Understanding mechanisms of rarity in pteridophytes: competition and climate change threaten the rare fern Asplenium scolopendrium var. americanum (Aspleniaceae).

PREMISE OF THE STUDY: Understanding the ecology of rare species can inform aspects of conservation strategies; however, the mechanisms of rarity remain elusive for most pteridophytes, which possess independent and ecologically distinct gametophyte and sporophyte generations. To elucidate factors contributing to recent declines of the rare fern Asplenium scolopendrium var. americanum, we studied the ecology and ecophysiology of its gametophyte generation, focusing on responses to competition, temperature, and water stress. METHODS: Gametophytes of A. scolopendrium var. americanum, its widespread European relative A. scolopendrium var. scolopendrium, and five co-occurring fern species were grown from spores. Gametophytes were grown at 20°C and 25°C, and germination rates, intra- and interspecific competition, desiccation tolerance, and sporophyte production were determined for all species. KEY RESULTS: Gametophytes of A. scolopendrium var. americanum had the lowest rates of germination and sporophyte production among all species studied and exhibited the greatest sensitivity to interspecific competition, temperature increases, and desiccation. Mature gametophytes of A. scolopendrium var. americanum grown at 25°C were 84.6% smaller than those grown at 20°C, and only 1.5% produced sporophytes after 200 d in culture. Similar responses were not observed in other species studied. CONCLUSIONS: The recent declines and current status of populations of A. scolopendrium var. americanum are linked to its gametophyte's limited capacity to tolerate competition and physiological stress linked to climate change. This is the first study to develop a mechanistic understanding of rarity and decline in a fern and demonstrates the importance of considering the ecology of the gametophyte in plants with independent sporophyte and gametophyte generations.

Influence of plant size on the ecophysiology of the epiphytic fern Asplenium auritum (Aspleniaceae) from Costa Rica.

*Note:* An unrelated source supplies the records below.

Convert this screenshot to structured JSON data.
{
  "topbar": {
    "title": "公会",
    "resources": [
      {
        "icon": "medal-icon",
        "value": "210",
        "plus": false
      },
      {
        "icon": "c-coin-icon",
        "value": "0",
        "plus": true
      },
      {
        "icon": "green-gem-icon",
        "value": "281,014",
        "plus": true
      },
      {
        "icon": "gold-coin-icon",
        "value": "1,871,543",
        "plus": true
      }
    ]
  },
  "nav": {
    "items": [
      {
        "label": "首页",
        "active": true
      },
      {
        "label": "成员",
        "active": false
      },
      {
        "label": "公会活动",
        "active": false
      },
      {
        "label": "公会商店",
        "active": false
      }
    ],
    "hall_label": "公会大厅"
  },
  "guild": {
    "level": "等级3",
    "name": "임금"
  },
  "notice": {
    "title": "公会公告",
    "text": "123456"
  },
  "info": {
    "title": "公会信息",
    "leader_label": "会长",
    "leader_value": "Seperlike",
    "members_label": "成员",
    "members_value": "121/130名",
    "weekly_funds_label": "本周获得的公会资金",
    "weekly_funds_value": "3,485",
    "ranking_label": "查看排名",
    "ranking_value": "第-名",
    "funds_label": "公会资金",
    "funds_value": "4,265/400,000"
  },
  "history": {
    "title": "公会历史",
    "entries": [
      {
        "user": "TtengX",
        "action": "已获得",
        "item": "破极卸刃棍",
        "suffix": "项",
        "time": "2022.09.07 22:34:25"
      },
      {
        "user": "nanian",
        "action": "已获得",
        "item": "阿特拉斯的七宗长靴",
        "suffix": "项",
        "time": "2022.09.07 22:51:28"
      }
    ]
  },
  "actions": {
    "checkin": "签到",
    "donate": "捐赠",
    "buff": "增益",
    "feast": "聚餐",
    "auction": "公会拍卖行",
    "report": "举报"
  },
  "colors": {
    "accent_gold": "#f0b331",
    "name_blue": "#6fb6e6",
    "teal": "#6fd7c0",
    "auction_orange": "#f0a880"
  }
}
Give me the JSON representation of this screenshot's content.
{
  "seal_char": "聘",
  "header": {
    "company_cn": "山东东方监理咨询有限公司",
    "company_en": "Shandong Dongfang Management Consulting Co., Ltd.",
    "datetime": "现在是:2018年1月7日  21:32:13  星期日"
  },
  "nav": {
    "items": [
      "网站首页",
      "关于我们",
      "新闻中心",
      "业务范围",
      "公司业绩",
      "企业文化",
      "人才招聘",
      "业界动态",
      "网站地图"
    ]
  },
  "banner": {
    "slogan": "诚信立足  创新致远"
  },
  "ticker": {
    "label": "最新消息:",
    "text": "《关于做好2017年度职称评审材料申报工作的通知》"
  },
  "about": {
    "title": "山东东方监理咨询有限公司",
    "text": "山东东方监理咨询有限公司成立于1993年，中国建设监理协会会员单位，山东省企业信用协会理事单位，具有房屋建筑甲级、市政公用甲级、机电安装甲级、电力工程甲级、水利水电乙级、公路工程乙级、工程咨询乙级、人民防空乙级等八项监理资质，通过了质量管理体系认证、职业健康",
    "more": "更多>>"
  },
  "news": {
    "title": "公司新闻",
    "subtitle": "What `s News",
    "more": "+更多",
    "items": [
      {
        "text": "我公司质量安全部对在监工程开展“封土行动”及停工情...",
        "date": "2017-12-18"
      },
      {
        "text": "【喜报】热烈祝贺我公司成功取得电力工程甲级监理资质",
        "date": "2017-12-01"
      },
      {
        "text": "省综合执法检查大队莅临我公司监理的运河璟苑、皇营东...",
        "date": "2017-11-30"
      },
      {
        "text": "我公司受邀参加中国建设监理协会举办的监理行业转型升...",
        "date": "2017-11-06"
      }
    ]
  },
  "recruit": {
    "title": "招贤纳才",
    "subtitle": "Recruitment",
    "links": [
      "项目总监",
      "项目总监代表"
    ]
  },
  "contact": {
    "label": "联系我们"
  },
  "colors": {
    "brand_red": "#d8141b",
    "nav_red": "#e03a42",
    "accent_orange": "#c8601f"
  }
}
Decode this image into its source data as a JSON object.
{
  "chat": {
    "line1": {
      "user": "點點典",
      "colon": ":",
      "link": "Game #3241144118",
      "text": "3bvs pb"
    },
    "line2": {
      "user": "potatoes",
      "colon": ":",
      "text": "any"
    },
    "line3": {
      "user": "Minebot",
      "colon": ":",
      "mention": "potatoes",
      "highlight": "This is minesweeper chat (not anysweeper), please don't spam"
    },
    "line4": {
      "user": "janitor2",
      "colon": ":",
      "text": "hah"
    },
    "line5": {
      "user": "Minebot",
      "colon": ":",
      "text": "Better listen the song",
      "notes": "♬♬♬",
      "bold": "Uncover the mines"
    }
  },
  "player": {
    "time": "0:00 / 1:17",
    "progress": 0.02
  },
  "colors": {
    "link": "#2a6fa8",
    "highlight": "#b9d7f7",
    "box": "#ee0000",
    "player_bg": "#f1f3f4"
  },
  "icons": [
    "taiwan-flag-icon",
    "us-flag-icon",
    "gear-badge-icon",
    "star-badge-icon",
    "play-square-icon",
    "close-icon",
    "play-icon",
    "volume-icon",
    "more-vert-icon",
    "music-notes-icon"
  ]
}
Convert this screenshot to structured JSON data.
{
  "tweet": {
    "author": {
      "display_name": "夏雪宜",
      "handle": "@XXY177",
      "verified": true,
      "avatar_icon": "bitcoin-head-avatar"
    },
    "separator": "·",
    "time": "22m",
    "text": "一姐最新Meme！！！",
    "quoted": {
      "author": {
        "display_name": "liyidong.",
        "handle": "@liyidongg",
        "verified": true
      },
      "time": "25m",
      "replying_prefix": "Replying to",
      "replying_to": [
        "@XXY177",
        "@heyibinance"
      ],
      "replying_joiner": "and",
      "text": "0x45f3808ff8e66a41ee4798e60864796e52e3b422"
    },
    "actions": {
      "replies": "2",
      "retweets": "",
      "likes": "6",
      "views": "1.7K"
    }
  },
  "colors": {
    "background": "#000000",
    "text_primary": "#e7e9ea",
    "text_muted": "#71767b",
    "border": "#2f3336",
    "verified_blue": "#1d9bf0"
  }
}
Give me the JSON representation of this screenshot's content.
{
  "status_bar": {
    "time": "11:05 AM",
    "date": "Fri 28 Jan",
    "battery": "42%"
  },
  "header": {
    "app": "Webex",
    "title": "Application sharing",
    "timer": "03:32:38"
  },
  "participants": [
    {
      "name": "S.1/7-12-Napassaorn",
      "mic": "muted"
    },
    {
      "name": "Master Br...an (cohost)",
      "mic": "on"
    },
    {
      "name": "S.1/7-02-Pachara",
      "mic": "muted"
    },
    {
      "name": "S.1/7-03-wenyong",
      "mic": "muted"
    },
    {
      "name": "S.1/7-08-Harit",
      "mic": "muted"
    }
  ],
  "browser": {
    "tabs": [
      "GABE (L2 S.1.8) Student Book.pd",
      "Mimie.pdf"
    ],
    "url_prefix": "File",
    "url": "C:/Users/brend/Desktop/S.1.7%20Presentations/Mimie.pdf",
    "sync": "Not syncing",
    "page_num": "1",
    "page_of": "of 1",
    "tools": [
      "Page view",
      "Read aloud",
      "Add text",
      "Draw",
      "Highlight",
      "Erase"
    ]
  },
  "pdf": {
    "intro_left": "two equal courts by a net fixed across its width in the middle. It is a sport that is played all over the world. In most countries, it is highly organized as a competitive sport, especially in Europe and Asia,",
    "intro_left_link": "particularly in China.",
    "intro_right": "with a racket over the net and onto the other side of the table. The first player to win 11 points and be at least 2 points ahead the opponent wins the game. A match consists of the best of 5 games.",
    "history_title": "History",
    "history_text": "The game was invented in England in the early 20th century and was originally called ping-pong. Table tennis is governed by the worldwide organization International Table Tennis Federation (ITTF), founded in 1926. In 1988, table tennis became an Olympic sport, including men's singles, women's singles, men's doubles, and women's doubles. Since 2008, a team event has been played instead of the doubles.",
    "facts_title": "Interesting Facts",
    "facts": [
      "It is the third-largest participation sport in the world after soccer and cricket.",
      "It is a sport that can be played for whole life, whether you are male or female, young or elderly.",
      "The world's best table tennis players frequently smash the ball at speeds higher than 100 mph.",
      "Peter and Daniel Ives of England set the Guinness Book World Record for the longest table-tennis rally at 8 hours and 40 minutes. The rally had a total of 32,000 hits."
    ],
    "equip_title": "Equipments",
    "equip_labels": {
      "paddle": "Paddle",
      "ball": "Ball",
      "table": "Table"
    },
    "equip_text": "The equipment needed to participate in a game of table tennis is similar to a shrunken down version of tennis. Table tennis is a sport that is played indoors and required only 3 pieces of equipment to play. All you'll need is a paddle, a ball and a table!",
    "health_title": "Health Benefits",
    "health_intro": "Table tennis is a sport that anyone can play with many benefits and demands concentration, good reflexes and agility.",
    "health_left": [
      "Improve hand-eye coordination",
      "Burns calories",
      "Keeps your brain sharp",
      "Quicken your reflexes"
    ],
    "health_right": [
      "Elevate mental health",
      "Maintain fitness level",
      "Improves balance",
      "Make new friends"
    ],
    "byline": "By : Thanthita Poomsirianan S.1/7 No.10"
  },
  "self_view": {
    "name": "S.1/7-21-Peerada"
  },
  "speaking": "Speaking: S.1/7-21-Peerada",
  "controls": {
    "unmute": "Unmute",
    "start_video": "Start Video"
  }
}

PREMISE OF THE STUDY: A central goal of plant ecophysiological studies is to generate patterns of physiological behavior that are applicable to a species, which can be complicated when plant size is considered. Studies indicate that plant size can influence numerous ecophysiological parameters, especially in vascular epiphytes. The few studies that have included ferns in their analyses suggest that plant size is less important in ferns than angiosperms. This study investigates this apparent disparity by examining the relationship between plant size and an array of ecophysiological parameters in the epiphytic fern Asplenium auritum, especially the role of plant size in determining responses to water stress. METHODS: Plants were classified according to size and measured for a variety of functional traits, including maximum photosynthetic rate, stomatal conductance, water-use efficiency, stomatal density, chlorophyll content, chlorophyll a/b ratio, specific leaf area, whole plant drying rates, and desiccation tolerance. Results for all traits were compared across size classes to determine size-related differences. KEY RESULTS: Plant size significantly influenced most traits examined, most notably photosynthetic rate, stomatal density, stomatal conductance, whole plant drying rates, and recovery from desiccation. We report the first evidence of size-mediated shifts in desiccation tolerance in plants: small individuals tolerated water loss, whereas larger individuals avoided desiccation. CONCLUSIONS: Our findings indicate that size-mediated ecophysiological shifts are more important than previously thought in ferns, particularly in regard to water relations. Desiccation tolerance may allow young fern sporophytes to establish in stressful environments and is subsequently lost in older individuals.